Intersection of twisted cubics in $\mathbb{P}^3$

Suppose we have two twisted cubics $C_1$, $C_2$ in $\mathbb{P}^3$ such that both of them lie in some cubic surface, which means that $h^0(\mathbb{P}^3, I_{C_1\cup C_2}(3))>0$. I want to show that in this case they intersect.

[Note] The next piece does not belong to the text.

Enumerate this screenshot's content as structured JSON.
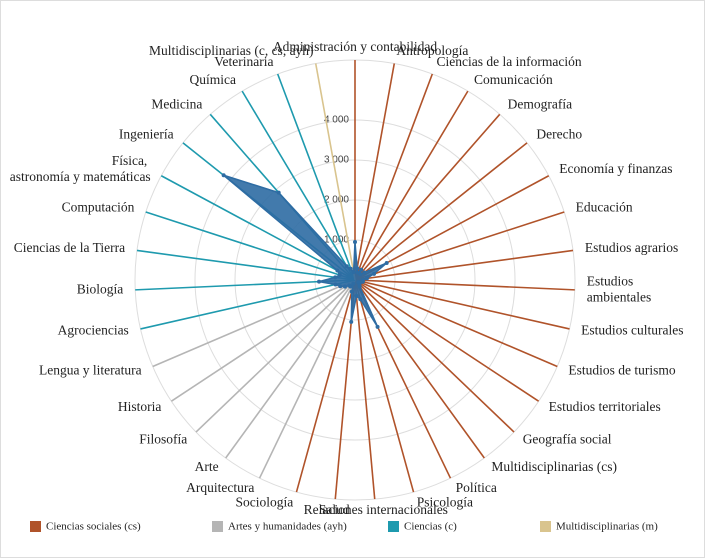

Suppose that they do not intersect. Then $\mathcal{O}_{C_1\cup C_2}=\mathcal{O}_{C_1}\oplus\mathcal{O}_{C_2}$. Twisting by 3 the exact sequence $$0\to I_{C_1\cup C_2}\to \mathcal{O}_{\mathbb{P}^3}\to\mathcal{O}_{C_1\cup C_2}\to0$$ and taking cohomologies we obtain $$0\to H^0(\mathbb{P}^3, I_{C_1\cup C_2}(3))\to H^0(\mathbb{P}^3, \mathcal{O}_{\mathbb{P}^3}(3))\stackrel{f}\to H^0(\mathbb{P}^3, \mathcal{O}_{C_1\cup C_2}(3))\to H^1(\mathbb{P}^3, I_{C_1\cup C_2}(3))\to0.$$ But $h^0(\mathbb{P}^3, \mathcal{O}_{\mathbb{P}^3}(3))=20$ and $h^0(\mathbb{P}^3, \mathcal{O}_{C_1\cup C_2}(3))=2h^0(\mathbb{P}^3, \mathcal{O}_{C_1}(3))=2h^0(\mathbb{P}^1, \mathcal{O}_{\mathbb{P}^1}(9))=20$, so it seems that the map $f$ is an isomorphism, which contradicts the assumption $h^0(\mathbb{P}^3, I_{C_1\cup C_2}(3))>0$.

Is it true or not that $f$ is an isomorphism? If yes, then how to prove this?

$\textbf{Edit}$

It seems that the approach I gave in the post is not the best possible.

If someone could give a canonical answer based on the different argument it would be welcomed!

$\textbf{Edit 2}$

I received the following suggestion.

Since $C_1$ and $C_2$ do not intersect, $I_{C_1\cup C_2}=I_{C_1}\otimes I_{C_2}$. For $I_{C_i}$ there is a resolution of the form

$$0\to\mathcal{O}(-3)^{\oplus2}\to\mathcal{O}(-2)^{\oplus3}\to I_{C_i}\to0.$$

Tensoring these two resolution and twisting by 3 we obtain the exact sequence

$$0\to\mathcal{O}(-3)^{\oplus4}\to\mathcal{O}(-2)^{\oplus6}\to\mathcal{O}(-1)^{\oplus9}\to I_{C_1}\otimes I_{C_2}(3)\to0.$$

The first three terms do not have cohomologies, so it seems that the fourth doesn't have too. How to prove this? Should I use some spectral sequence?

It is probably true that your map $f$ is an isomorphism if the curves are chosen "sufficiently generally". But that would be a circular argument. It may well fail in general. The best I can come up with at present is the following suggestion.

Suppose that $C_1$ and $C_2$ have $2$ common bisecant lines $L$ and $M$ that meet in a point $P = L \cap M$. (I don't see any particular reason why that should not happen—maybe you can look for an example? The bisecant lines to $C_1$ cover $\mathbb{P}^3$, and similarly $C_2$.)

Then the condition for cubics to contain $C_1$ and $C_2$ would be linearly dependent: argue first on the $4$ points $L \cap C_1$ and $L \cap C_2$ ($4$ conditions on cubics, as should be). Then argue on $4$ points $P$ and $2$ points of $M \cap C_1$ and one of the points of $M \cap C_2$; cubics through these necessarily pass through the second point of $M \cap C_2$. So the two curves $C_1$ and $C_2$ each imposes $10$ conditions on cubics, but these conditions are not linearly independent.

It is true that twisted cubics $C_1$ and $C_2$ cannot be contained in a cubic surface $S$ that is nonsingular along both. I hope you can follow intersection numbers of curves on a surface. Because (after you resolve singularities if necessary), $C_1^2 = +1$ and $C_2^2 = +1$, so that $C_1 \cdot C_2 = 0$ would contradict the algebraic index theorem. But that argument does not work if $S$ has any singularities along the $C_i$.